Huge floating device isn't trapping plastic in Pacific Ocean

Cleaning up the plastic in the ocean

A floating device sent to corral a swirling island of trash in the Pacific Ocean between California and Hawaii has not swept up any plastic waste. But the young innovator behind the project said Monday that a fix was in the works.

Boyan Slat, 24, who launched the Pacific Ocean cleanup project, said the speed of the solar-powered barrier isn't allowing it to hold on to the plastic it catches.

"Sometimes the system actually moves slightly slower than the plastic, which of course you don't want because then you have a chance of losing the plastic again," Slat said in an interview with The Associated Press.

A crew of engineers will reach the U-shaped boom Tuesday and work for the next few weeks to widen its span so that it catches more wind and waves to help it go faster, he said.

In this Sept. 8, 2018 file photo, a ship tows The Ocean Cleanup's first buoyant trash-collecting device toward the Golden Gate Bridge in San Francisco en route to the Pacific Ocean. AP Photo/Lorin Eleni Gill

A ship towed the 2,000-foot-long barrier in September from San Francisco to the Great Pacific Garbage Patch, the largest of five ocean whirlpools where much of the world's plastic accumulates, about twice the size of Texas. It has been in place since the end of October, Slat said.

The plastic barrier with a tapered 10-foot-deep screen is intended to act like a coastline, trapping some of the 1.8 trillion pieces of plastic that scientists estimate are swirling in the patch, while allowing marine life to safely swim beneath it. The garbage patch isn't an island and it's even difficult to see with the naked eye, "60 Minutes" reported in September — it's a vast soup of floating debris, much of it tiny and below the surface.

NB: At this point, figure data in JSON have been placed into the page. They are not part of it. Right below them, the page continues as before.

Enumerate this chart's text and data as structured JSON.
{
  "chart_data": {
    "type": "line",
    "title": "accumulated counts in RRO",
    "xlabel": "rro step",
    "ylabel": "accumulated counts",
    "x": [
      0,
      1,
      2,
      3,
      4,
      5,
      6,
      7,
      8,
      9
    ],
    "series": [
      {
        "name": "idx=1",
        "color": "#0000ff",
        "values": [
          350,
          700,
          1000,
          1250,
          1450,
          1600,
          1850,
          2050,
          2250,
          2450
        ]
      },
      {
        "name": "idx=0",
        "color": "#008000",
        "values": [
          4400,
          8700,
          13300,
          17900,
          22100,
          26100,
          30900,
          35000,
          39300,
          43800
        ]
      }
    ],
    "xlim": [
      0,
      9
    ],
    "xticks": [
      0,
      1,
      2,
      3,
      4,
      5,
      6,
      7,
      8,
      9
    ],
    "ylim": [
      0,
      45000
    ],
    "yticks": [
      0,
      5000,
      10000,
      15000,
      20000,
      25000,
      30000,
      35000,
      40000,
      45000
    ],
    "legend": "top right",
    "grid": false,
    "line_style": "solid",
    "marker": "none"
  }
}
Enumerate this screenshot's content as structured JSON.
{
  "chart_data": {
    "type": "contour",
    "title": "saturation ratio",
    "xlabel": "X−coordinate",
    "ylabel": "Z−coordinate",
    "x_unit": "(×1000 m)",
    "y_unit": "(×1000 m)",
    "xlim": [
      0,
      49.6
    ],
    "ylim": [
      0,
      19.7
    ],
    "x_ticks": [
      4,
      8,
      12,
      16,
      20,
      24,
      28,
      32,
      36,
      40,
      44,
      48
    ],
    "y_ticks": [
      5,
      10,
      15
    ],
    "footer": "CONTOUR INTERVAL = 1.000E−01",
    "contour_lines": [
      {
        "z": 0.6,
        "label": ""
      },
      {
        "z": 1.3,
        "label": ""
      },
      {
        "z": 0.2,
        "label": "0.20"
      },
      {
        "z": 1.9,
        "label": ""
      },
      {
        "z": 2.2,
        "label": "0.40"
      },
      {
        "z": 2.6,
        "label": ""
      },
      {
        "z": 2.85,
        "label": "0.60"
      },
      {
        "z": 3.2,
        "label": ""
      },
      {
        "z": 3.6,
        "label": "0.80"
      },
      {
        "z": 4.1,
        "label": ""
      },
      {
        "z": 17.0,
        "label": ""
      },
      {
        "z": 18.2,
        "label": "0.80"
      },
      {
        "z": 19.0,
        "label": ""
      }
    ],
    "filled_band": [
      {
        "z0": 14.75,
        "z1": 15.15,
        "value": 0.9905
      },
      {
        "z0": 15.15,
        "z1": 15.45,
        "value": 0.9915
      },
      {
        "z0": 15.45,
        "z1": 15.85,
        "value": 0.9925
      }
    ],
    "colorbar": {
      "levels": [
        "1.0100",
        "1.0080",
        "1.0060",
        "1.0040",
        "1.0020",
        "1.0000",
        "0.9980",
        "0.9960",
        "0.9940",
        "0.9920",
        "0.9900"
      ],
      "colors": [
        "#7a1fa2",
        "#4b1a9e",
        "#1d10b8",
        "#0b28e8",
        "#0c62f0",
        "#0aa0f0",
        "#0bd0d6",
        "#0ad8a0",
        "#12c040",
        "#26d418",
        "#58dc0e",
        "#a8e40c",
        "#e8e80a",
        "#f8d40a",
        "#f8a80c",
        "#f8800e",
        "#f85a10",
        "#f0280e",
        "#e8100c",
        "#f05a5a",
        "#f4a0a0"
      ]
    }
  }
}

Speaking to "60 Minutes" before the device was launched into the ocean, Slat said the project is the first phase of an ambitious goal to deploy at least 60 of the cleanup systems in the next two to three years.

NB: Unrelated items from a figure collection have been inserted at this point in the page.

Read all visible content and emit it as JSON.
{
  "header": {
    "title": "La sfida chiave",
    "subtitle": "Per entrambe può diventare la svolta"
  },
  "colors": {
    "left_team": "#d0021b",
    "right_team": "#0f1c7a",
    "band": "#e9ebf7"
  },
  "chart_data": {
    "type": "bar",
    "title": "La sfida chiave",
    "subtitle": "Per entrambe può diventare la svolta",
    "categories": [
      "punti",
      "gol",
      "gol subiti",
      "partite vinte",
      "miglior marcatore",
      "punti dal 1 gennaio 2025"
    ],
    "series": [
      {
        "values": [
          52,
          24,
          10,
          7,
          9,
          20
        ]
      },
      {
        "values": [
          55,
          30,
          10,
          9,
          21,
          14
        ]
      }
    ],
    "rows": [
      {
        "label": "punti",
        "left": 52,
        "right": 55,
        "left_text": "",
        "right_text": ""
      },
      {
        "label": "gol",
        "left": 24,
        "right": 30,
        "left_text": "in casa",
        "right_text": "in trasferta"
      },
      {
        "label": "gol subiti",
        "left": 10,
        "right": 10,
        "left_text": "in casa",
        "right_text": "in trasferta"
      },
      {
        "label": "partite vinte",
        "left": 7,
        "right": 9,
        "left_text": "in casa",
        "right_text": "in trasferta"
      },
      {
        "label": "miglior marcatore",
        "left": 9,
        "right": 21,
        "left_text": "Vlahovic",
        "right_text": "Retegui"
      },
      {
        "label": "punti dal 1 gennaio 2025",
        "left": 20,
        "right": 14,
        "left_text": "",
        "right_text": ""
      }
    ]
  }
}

The Dutchman told the broadcast he came up with the idea as a teenager eight years ago while on a diving trip off the coast of Greece. He said he was horrified by how much plastic he saw in the water and began collecting and analyzing it, and thinking of ways to clean it up. He laid out his vision at 18 in a TEDx talk that quickly went viral, and raised more than $30 million to get the project off the ground, "60 Minutes" reported. Engineers spent months constructing the device at an old naval base outside San Francisco.

Speaking to The Associated Press of the new setback, Slat said he is not deterred because engineers expected to make tweaks to the system.

"What we're trying to do has never been done before. So, of course we were expecting to still need to fix a few things before it becomes fully operational," he said of the system created by the Ocean Cleanup, an organization he founded.

"We've given ourselves a year after launch to get this thing working," he said.

The Great Pacific Garbage Patch isn't what you think

The project has received a lot of hype, but it's not without its detractors. Among those skeptical of the Ocean Cleanup is George Leonard, chief scientist of the Ocean Conservancy, a nonprofit environmental advocacy group. Leonard said that even if plastic trash can be taken out of the ocean, a lot more is pouring in each year.

Leonard said a solution must include a multipronged approach, including stopping plastic from reaching the ocean and educating people to reduce consumption of single-use plastic containers and bottles.

Slat agreed that preventing more plastic from entering the ocean is part of the solution but said something needs to be done about what's already there.

"This plastic doesn't go away by itself, and to just let hundreds of thousands of tons of plastic be out there to be fragmented into these small and dangerous microplastics to me seems like an unacceptable scenario," he said.